Beitrag von Matushka »

amaria, du hast Recht, ich habe nur halb aufgepasst. Es ging ja um den Spielplatz.
amaria hat geschrieben:Erzieherinnen dürfen hoffentlich noch parteiisch für Kinder sein.
Steck' den Sarkasmus weg.

Natuerlich duerfen sie das. Ich habe mich an der Attituede von Apfelkern gerieben, und dennoch versucht, neutral zu antworten.

Da dies ueberwiegend ein Erzieherforum ist, gibt es fuer mich viele Bereiche, aus denen ich mich eher raushalte.
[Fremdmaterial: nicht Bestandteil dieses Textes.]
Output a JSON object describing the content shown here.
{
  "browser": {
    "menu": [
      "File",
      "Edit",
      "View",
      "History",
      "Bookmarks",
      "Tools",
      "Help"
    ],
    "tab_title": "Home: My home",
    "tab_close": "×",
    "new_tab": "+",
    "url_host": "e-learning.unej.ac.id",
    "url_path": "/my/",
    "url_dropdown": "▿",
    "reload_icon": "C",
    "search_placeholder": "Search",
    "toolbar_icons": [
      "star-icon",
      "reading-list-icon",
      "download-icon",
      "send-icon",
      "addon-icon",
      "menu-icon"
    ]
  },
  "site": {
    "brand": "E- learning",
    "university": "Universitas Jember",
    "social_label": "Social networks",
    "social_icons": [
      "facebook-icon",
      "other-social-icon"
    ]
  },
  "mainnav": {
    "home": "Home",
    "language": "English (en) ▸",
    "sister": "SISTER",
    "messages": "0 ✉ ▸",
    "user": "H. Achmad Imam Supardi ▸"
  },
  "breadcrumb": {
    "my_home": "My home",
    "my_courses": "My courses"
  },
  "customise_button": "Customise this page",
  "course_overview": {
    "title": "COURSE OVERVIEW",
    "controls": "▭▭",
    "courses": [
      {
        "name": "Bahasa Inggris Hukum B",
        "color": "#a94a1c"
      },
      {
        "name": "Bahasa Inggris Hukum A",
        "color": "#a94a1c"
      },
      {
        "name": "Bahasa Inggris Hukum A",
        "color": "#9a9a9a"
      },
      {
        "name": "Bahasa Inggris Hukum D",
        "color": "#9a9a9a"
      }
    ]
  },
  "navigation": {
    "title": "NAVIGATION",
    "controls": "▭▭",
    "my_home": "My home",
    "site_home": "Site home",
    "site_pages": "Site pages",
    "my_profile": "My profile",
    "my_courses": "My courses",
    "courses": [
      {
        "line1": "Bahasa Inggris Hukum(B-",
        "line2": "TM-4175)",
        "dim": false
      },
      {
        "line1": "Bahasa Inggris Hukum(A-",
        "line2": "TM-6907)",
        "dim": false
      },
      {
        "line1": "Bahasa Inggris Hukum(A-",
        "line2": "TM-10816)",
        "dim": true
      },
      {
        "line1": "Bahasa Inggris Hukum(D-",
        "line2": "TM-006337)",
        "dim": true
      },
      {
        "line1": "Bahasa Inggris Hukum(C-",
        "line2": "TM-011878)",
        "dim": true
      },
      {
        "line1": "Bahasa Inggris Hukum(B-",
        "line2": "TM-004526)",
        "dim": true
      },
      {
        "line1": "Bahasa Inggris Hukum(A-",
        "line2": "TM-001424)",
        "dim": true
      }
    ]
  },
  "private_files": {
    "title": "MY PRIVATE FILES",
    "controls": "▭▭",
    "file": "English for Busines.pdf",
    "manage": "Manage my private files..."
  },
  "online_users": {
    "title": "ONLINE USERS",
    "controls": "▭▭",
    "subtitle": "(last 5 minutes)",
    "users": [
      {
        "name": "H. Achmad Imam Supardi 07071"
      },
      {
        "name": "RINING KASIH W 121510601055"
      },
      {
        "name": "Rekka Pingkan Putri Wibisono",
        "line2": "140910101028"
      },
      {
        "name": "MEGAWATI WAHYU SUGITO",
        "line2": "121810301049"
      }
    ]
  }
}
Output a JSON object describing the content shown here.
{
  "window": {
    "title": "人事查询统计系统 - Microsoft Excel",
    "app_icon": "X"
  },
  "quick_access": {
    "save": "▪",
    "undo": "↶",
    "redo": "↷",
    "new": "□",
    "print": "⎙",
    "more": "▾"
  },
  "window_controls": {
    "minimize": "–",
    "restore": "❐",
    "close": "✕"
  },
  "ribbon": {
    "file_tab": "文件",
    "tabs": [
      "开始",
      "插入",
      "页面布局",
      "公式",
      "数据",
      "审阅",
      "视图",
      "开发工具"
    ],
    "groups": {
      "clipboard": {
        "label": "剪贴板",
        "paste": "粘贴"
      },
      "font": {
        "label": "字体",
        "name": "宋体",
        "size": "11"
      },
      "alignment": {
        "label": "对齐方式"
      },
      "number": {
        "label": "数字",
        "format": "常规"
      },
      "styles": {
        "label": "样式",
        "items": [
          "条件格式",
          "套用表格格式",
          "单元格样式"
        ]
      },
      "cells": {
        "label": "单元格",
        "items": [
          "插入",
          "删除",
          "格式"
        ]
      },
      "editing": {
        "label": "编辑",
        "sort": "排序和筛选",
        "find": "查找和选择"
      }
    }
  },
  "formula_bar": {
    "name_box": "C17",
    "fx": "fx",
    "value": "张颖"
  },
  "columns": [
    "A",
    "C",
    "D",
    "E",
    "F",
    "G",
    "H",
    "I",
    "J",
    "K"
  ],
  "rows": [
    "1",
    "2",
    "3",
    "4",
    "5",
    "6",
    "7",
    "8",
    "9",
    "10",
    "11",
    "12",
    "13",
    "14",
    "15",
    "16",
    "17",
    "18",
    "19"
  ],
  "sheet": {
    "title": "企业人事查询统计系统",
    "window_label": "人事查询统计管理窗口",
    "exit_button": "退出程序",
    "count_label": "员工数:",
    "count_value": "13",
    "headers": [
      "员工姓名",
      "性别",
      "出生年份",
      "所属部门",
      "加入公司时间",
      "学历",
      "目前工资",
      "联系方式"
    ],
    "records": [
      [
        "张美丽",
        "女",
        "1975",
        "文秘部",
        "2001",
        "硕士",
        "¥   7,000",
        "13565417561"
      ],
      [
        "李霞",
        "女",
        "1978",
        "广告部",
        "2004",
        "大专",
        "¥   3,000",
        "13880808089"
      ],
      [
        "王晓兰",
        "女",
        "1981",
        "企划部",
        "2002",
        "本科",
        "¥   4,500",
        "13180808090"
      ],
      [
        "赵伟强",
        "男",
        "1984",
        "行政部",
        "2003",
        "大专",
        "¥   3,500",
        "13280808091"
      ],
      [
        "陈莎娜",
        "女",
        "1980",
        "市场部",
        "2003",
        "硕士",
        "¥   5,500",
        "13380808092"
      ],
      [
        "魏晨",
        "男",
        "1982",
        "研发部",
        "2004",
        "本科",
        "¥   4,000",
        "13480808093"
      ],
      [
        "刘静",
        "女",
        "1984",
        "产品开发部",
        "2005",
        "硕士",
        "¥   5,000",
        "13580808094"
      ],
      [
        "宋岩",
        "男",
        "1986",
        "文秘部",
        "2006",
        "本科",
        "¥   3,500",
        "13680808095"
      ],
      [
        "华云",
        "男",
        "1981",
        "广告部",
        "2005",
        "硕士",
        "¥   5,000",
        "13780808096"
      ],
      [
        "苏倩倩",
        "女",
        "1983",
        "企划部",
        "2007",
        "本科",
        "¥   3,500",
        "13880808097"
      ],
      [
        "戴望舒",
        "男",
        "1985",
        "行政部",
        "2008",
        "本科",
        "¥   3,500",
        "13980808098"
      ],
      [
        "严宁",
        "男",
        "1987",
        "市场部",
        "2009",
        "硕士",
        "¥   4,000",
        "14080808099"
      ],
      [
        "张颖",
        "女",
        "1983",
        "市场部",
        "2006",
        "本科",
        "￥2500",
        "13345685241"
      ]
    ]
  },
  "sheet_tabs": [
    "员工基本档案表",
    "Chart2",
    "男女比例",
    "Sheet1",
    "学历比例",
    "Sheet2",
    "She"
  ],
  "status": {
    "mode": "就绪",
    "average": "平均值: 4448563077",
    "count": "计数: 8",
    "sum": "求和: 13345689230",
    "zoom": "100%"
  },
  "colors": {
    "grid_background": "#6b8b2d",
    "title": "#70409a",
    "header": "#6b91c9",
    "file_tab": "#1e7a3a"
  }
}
Wenn ich ab und zu mal eine weitere Sichtweise in den virtuellen Raum werfe, die sich nicht unbedingt haarklein mit Euren Beschwerden deckt, heisst das doch nicht, dass ich nicht auf der Seite der Kinder stehe.

Ein Gemeindeforum ist ueblicherweise dazu da, dass man sich austauscht. Ich hoffe, Apfelkern (immerhin ist sie Gruppenleiterin, wenn mich nicht alles taeuscht?) hat die Gelegenheit ergriffen und ihre Sichtweise professionell -- und vielleicht sogar richtig gut recherchiert -- ebenfalls dargestellt.

Wie gesagt, ich war von einer etwas anderen Ausgangslage ausgegangen. Wahrscheinlich haette ich meinen Beitrag noch etwas anders verfasst, wenn ich ordentlich aufgepasst haette. Dafuer bitte ich um Entschuldigung!